Although she was still a teenager, Brown began taking instructions — a half hour for $4. Then, when a Life Magazine cover showed a WASP recruit seated on the wing of a fighter plane, “It really hit me,” she said. “It was a way that I could fly and help the war effort.”
At only 20 — a year shy of the age requirement — Brown altered her birth certificate, traveled to Chicago for an interview and was accepted into the WASP program. Brown went to Texas, paying her own travel expenses, along with 1,830 young women pilots from all over America who quit their jobs as dental assistants, professors, teachers and secretaries, all for the chance to fly.
“It turned out to be the time of my life,” she said. “I just couldn’t believe that I was in this program. I got to fly every day.” She said that her first instructor, however, mirrored society’s attitude.
“He said ‘I’d rather have you in the kitchen, but I’ll teach you to fly anyway.’ But the boys that we trained were happy because they could get over-seas. It was the first time ever that females flew military aircraft.”

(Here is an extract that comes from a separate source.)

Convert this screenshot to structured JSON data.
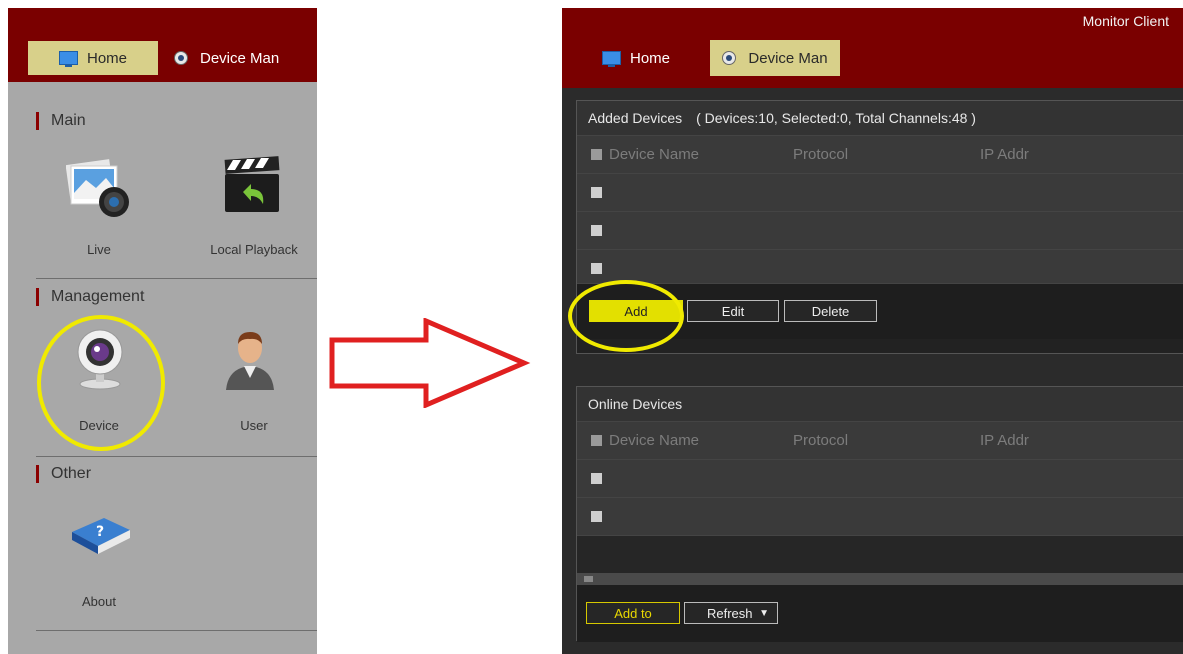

The women wore “zoot suits,” a mechanics’ coverall that only came in size 42, Brown joked, but they also had dress uniforms and the traditional leather-and-sheepskin bomber jackets worn when flying. In the sixty-year-old photographs, the beauty of these young women is stunning. The photos could be Hollywood promotion stills.
The women lived six to a room in a former Army barracks with one bathroom and one mirror for each dozen pilots.
“But it was OK. Our concentration was on flying, really,” Brown said. “We were such a bunch of determined women. We were quite a sisterhood, and even after all these years, we have stuck together.”
After their training, the WASP were stationed at 120 air bases across the United States assuming flight-related missions and relieving male pilots for combat duty. They flew more than 60 million miles from aircraft factories to ports of embarkation and military training bases, towing targets for live anti-aircraft artillery practice, simulating strafing missions and transporting cargo.
Between September 1942 and December 1944, the WASP delivered 12,650 aircraft, according to their Web site.
“We had a purpose here, and we fulfilled that in good shape,” Brown said.
But the program, despite being a part of U.S. Army training, was still considered civilian. WASP fliers were not recognized as having served in the military until the mid-1970s. In what Brown calls “a shameful act,” the 38 female pilots who lost their lives during the war were sent home at the expense of their own families without any military honors or even a flag for their coffin.
Today, WASP members are honored at Arlington National Cemetery, but Brown said that glory is not for her. “I feel that there are so many men that gave so much,” she said. “We were just one group that helped out.”
After the war, the U.S. Government disbanded their group and sent them home with no fanfare or ceremony. “It felt like we were discarded,” Brown said. “It seemed such a waste. But, of course, the boys were coming back.”
Brown tried a number of jobs, including being relegated to secretary status at an airline training school in Florida. It was there, more than 60 years ago, that she met and married Ron Brown, who was a United Airlines pilot. Eventually they settled in Maine and raised three children — none of whom fly. Up until about a year ago, the couple each flew their own small planes out of the Norridgewock airport.
Brown feels that even though the WASP opened the doors for female pilots in the military and private sector — today there are about 4,000 female commercial pilots, most in the U.S. — many do not know the WASP story.
“When we finally got military status in the 1970s, it was so nice to finally be respected for our service,” she said. “I know that it was a war and all, but, in a way, it was a marvelous experience and I wouldn’t change it for anything.”